I have a question whether my type of use-case will be suitable for building a quicksight dashboard. Basically I have IDs with bunch of columns and some columns are in concatenated string by pipe such as below. And I have few variations of filters that I would like to create
Filter by a specific value e.g., count number of rows that contain ‘a’
Filter by multiple values with OR e.g., count number of rows that contain either ‘a’ OR ‘c’. there could be three or more values that can be filtered to
Filter by multiple values with AND e.g., count number of rows that contain both ‘a’ AND ‘c’. there could be three or more values that can be filtered to
Not just counting total number of rows but there will be additional charts for further breakdown of other columns
id concatenated_column
1 a|b|c|d|e|f|g|h|i|
2 e|f|l|a
3 b
4
5 d|b|f|i
6 g|l|c
7 a|b|c|f
8 a|e
9 a|c|g
From above example, what I would like to know are:
Is there an appropriate way to design the filters such that it can fulfill three cases? Note that there will be like 30+ columns with concatenated values and will need to give users to filter to those columns if needed from the business side
Or is it better to pre-process it at the backend considering the dataset resides in Amazon Redshift?
QuickSight can certainly handle the required filtering scenarios, but you should consider both data modeling and user experience aspects to decide the best approach.
Option 1: Handling Filters in QuickSight does provide the capability to filter data dynamically, and for your scenario, you could use calculated fields or create filters that handle complex cases.
You can create individual filters on the concatenated_column to search for specific values. Use Contains or OR logic to set up multiple values, allowing users to filter for either a OR c OR other values.
AND logic becomes a bit trickier to support complex operations like finding multiple values in the same field. However, you can create custom calculated fields to check for the presence of all specific values. You could create a calculated field to count occurrences of a and c, and then filter based on rows that contain both. This can be done using a combination of ifelse and contains() functions.
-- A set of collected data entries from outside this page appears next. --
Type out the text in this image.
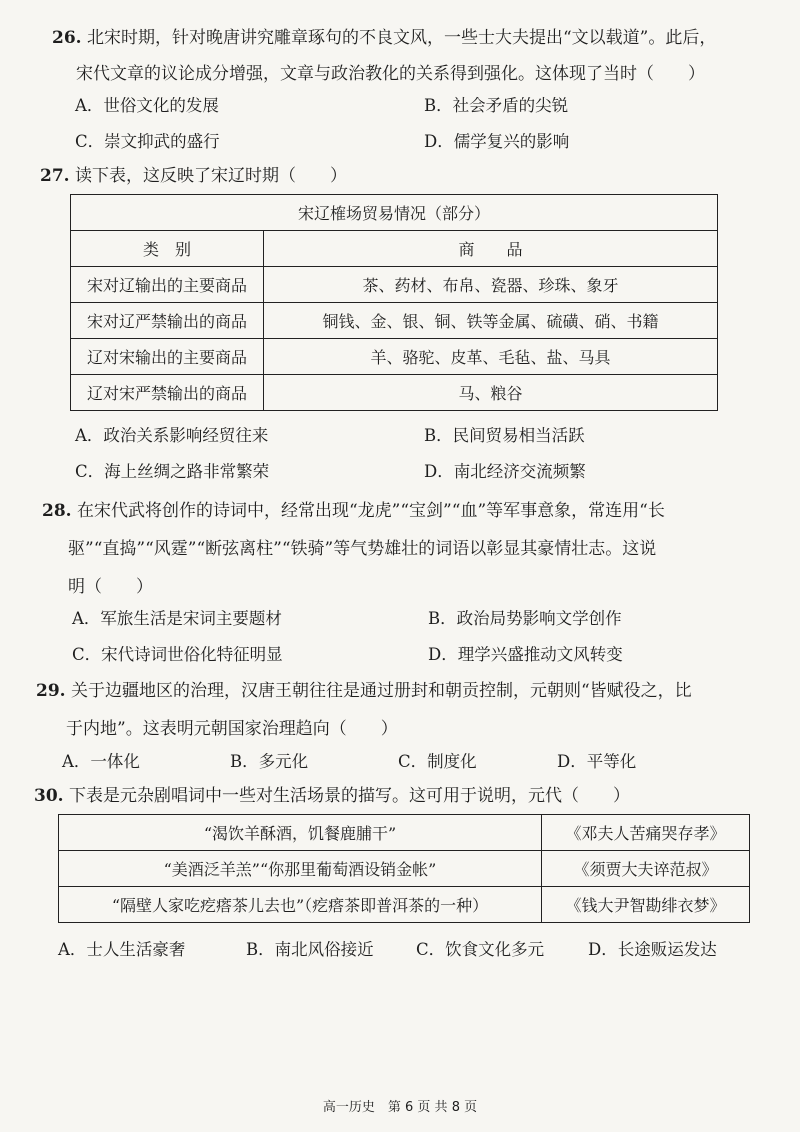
26. 北宋时期，针对晚唐讲究雕章琢句的不良文风，一些士大夫提出“文以载道”。此后，
宋代文章的议论成分增强，文章与政治教化的关系得到强化。这体现了当时（　　）
A．世俗文化的发展	B．社会矛盾的尖锐
C．崇文抑武的盛行	D．儒学复兴的影响
27. 读下表，这反映了宋辽时期（　　）
宋辽榷场贸易情况（部分）	
类　别	商　　品
宋对辽输出的主要商品	茶、药材、布帛、瓷器、珍珠、象牙
宋对辽严禁输出的商品	铜钱、金、银、铜、铁等金属、硫磺、硝、书籍
辽对宋输出的主要商品	羊、骆驼、皮革、毛毡、盐、马具
辽对宋严禁输出的商品	马、粮谷
A．政治关系影响经贸往来	B．民间贸易相当活跃
C．海上丝绸之路非常繁荣	D．南北经济交流频繁
28. 在宋代武将创作的诗词中，经常出现“龙虎”“宝剑”“血”等军事意象，常连用“长
驱”“直捣”“风霆”“断弦离柱”“铁骑”等气势雄壮的词语以彰显其豪情壮志。这说
明（　　）
A．军旅生活是宋词主要题材	B．政治局势影响文学创作
C．宋代诗词世俗化特征明显	D．理学兴盛推动文风转变
29. 关于边疆地区的治理，汉唐王朝往往是通过册封和朝贡控制，元朝则“皆赋役之，比
于内地”。这表明元朝国家治理趋向（　　）
A．一体化	B．多元化	C．制度化	D．平等化
30. 下表是元杂剧唱词中一些对生活场景的描写。这可用于说明，元代（　　）
“渴饮羊酥酒，饥餐鹿脯干”	《邓夫人苦痛哭存孝》
“美酒泛羊羔”“你那里葡萄酒设销金帐”	《须贾大夫谇范叔》
“隔壁人家吃疙瘩茶儿去也”（疙瘩茶即普洱茶的一种）	《钱大尹智勘绯衣梦》
A．士人生活豪奢	B．南北风俗接近	C．饮食文化多元	D．长途贩运发达
高一历史　第 6 页 共 8 页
Option 2: Pre-Processing in Backend (Recommended for Complex Cases)
Pre-processing the concatenated columns into a normalized format will help in scaling the dashboard as you add more rows or columns. QuickSight can run against the transformed data, making the experience seamless for end-users.
Considering the complexity of multiple concatenated columns and the need for flexibility in filtering, it’s advisable to transform the data within Redshift. A transformation step could break the concatenated strings into separate rows/columns, which allows for simpler, more performant queries.
Once the data is normalized, QuickSight will provide a smoother experience for users to filter across multiple columns, handle OR and AND conditions, and visualize the data without requiring custom calculated fields.
If you need to provide an excellent user experience with seamless filtering, normalizing the data in Redshift is the best option. This will reduce the complexity of managing calculated fields in QuickSight and improve overall dashboard performance, especially if you have large datasets with multiple columns to filter.
Regarding Option 1: I’ve been exploring the quicksight documentation as well as some youtube videos regarding setting parameters, controls and filters but do you recommend any feature that we could use both OR and AND statement in one filter? This is because we will be having more than 30 different columns that we would need to apply OR and AND so was wondering if you there’s a better way to approach this
Sorry, combining AND and OR conditions within a single filter is not supported yet. However, you can achieve complex filtering logic by using filter groups and calculated fields.
This calculated field returns 1 or 0 for rows meeting the condition, which you can then filter on.
Example: (Syntax may vary - replace the fields from your dataset)
ifelse(
(contains(concatenated_column, 'a') AND contains(concatenated_column, 'c')) OR
NOT( contains(concatenated_column, 'b')),
1,
0
)
--
ifelse(
(contains(concatenated_column1, 'a') AND contains(concatenated_column1, 'c')) AND
contains(concatenated_column2, 'a') AND contains(concatenated_column2, 'c')),
1,
0
)
Since we have not heard back from you, I’ll go ahead and close this topic. However, if you have any additional questions, feel free to create a new topic in the community and link this discussion for relevant information.